DER EINFLUSS DER BLUES-GITARRE
Jeder, der sich für moderne Musik interessiert, stellt sich früher oder später die Frage: “Wo hat das alles angefangen? Nun, wenn man die Blues-Gitarrenmusik ausklammert, wird man keine gute Antwort bekommen. Schauen wir uns also an, woher der Blues kam, wohin er ging und wen er unterwegs traf. Wir werden auch einen Blick auf den “Blues-Gitarren-Sound” werfen und wie er seine einzigartige Wirkung auf unsere Gefühle ausübt.
Der Blues als musikalisches Phänomen begann um 1911, als W.C. Handy populäre Songs veröffentlichte, insbesondere den “Memphis Blues” und den “St. Louis Blues”, die die Herzen und Seelen der Schwarzen berührten.
In den zwanziger Jahren des letzten Jahrhunderts wurde diese neue Musik durch ihren Einfluss auf den Jazz auch von der breiten Öffentlichkeit gehört. Frühe Bluessängerinnen wie Bessie Smith und Billie Holiday sangen in Jazzbands, andere spielten in “Jug Bands”, die von Fiddle, Kazoo und Waschbrett begleitet wurden.

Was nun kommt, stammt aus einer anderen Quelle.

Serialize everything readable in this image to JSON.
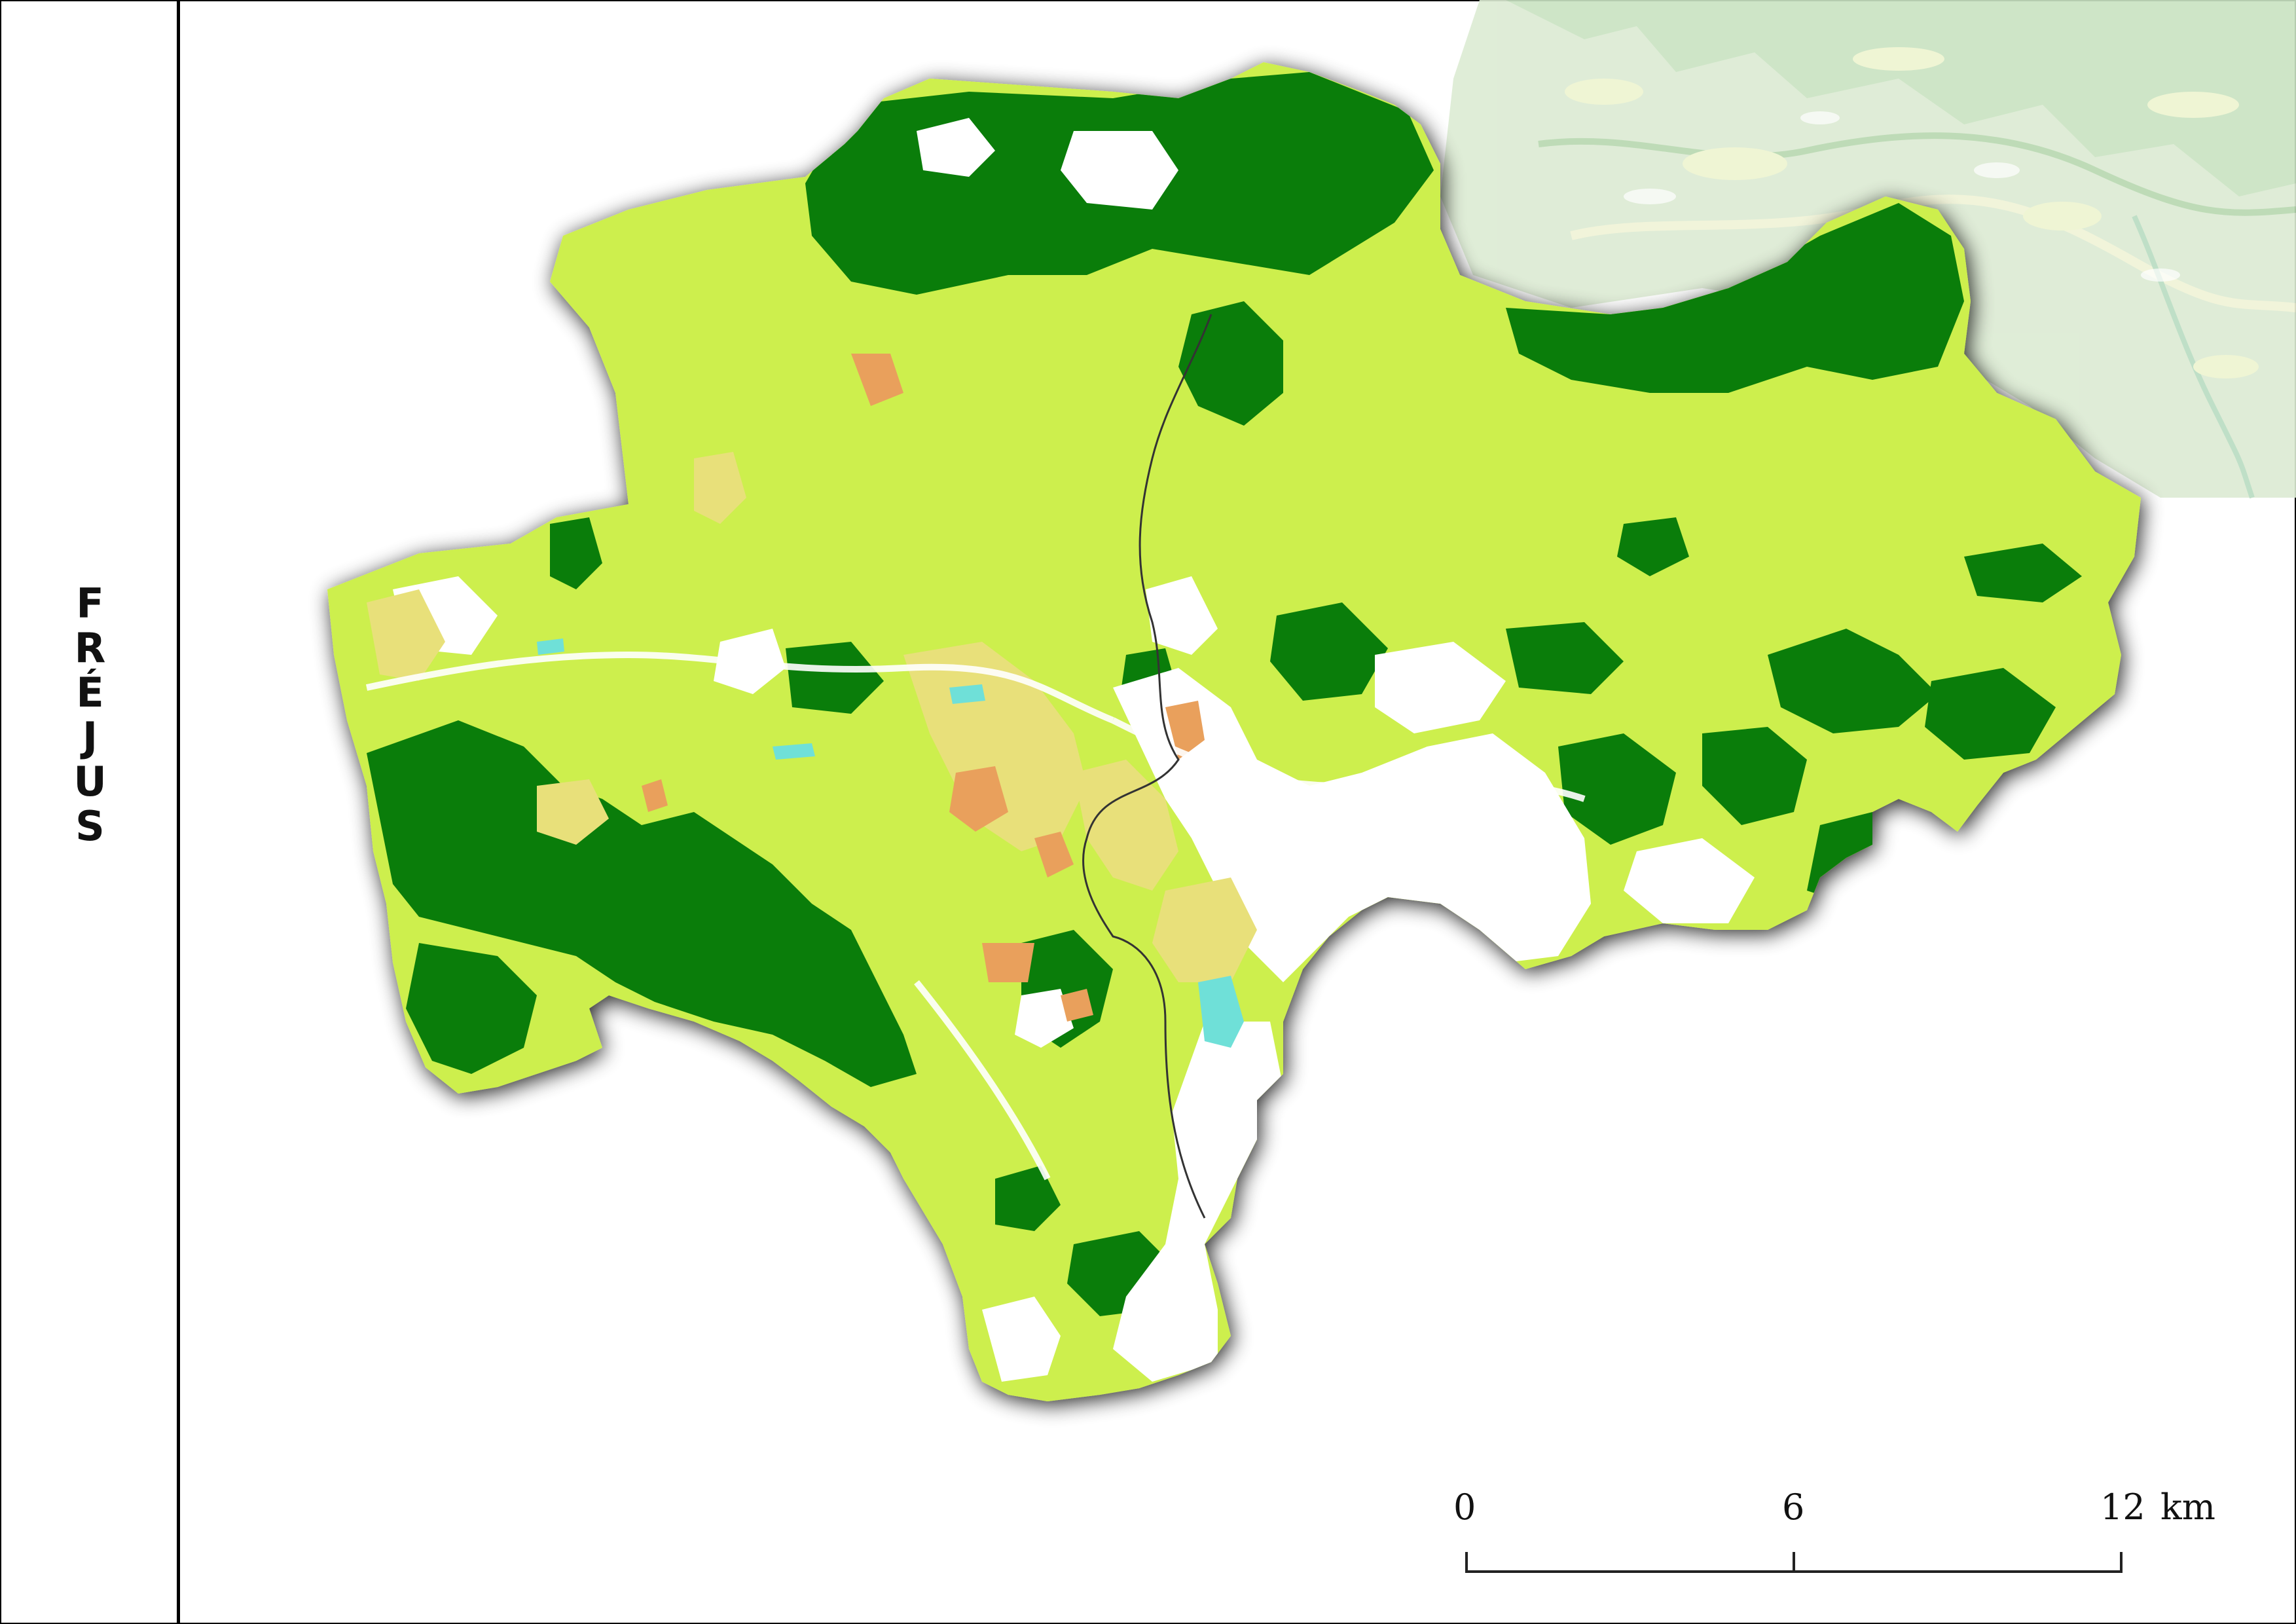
{
  "title_letters": [
    "F",
    "R",
    "É",
    "J",
    "U",
    "S"
  ],
  "scale": {
    "ticks": [
      "0",
      "6",
      "12"
    ],
    "unit": "km"
  },
  "colors": {
    "dense_forest": "#0a7d0a",
    "open_vegetation": "#cdef4e",
    "agriculture": "#e8e07a",
    "urban_orange": "#e9a05c",
    "water": "#6fe0d8",
    "background_relief": "#dcebd3",
    "outline": "#333333",
    "shadow": "#000000"
  }
}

Natürlich war für Leute wie W.C. Handy, die in der Kirche sangen, das Klavier die natürliche instrumentale Begleitung ihrer Lieder. Aber die Gitarre war tragbar und immer populär, sodass sie ihren Platz im Blues und Jazz finden musste.

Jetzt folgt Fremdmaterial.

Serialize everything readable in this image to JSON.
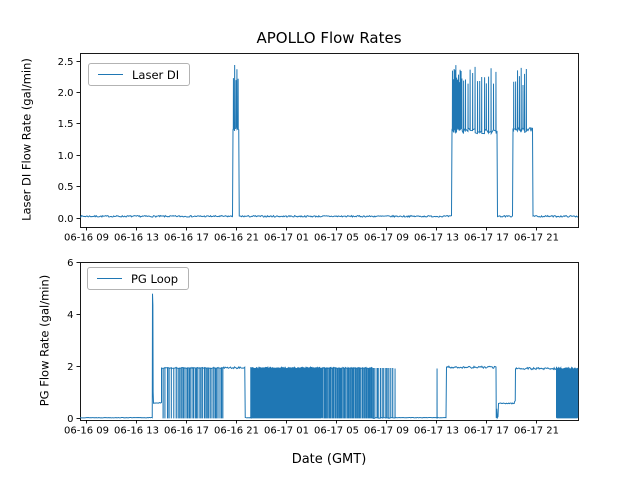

Bluesgitarristen wie Leadbelly und B.B. King sorgten dafür, dass die Gitarre ein fester Bestandteil des Blues wurde. Andere Bluesgitarristen verdienten sich ihren Lebensunterhalt in verrauchten Salons, indem sie Slide-Gitarre spielten und die Töne mit einem Flaschenhals oder einer Messerklinge zupften.
Nach dem Zweiten Weltkrieg verpackten junge Künstler wie Elvis Presley und Bill Haley den Blues in ein neues Paket namens “Rock’n’Roll”, und Spieler der elektrischen Bluesgitarre wie B.B. King läuteten die Ankunft der Leadgitarre ein, die bald zu einer großen Attraktion für Musiker und Publikum werden sollte.
Während der gesamten Entwicklung des Blues wurde die Gitarre in Jazzbands für Soli eingesetzt, doch nun konkurrierte sie mit dem Sänger um die Aufmerksamkeit des Publikums. Die Bluesgitarre kann in jeder Tonart gespielt werden, und es gibt drei Grundformen: acht Takte wie in “Heartbreak Hotel”, sechzehn Takte wie in “Saint James Infirmary” und zwölf Takte wie im “St. Louis Blues”.
Aus irgendeinem Grund ist die zwölftaktige Form des Blues sängerfreundlicher und beim Publikum beliebter als die beiden anderen Formen, und sie bildet die Grundlage für viele großartige Songs außerhalb des Blues-Idioms. Wenn Sie sich im Internet umsehen, werden Sie feststellen, dass die Bluestonleitern Varianten der Dur- und Molltonleitern sind und dass die dritte, fünfte und siebte Note erniedrigt gespielt werden.
Sie werden aber auch überrascht sein zu erfahren, dass Bluesmusiker jahrhundertelang ohne Kenntnisse der europäischen Musiktheorie auskamen. Sie lernten das Singen und Spielen von ihren Familien und Freunden, so wie viele junge weiße Bluesmusiker der sechziger Jahre die Künstler imitierten, die sie auf Schallplatten hörten.
Hier schlägt der Blues eine andere Richtung ein. Nachdem die weißen Bluesgitarristen in Großbritannien und den USA jahrelang ihre Idole nachgeahmt hatten, geschah etwas Seltsames. Sie entwickelten ihren eigenen, authentischen Stil.
Die älteren Bluesspieler begannen sogar, die neuen Arrangements klassischer Songs zu verwenden und einige der musikalischen Neuerungen zu übernehmen, die von jungen weißen Gitarristen wie Eric Clapton eingeführt worden waren. Der Beat geht also weiter. Eine fremde Kultur beeinflusst die amerikanische Populärmusik und erhält ihrerseits frischen Input von einer neuen Generation von Gitarristen aus aller Welt.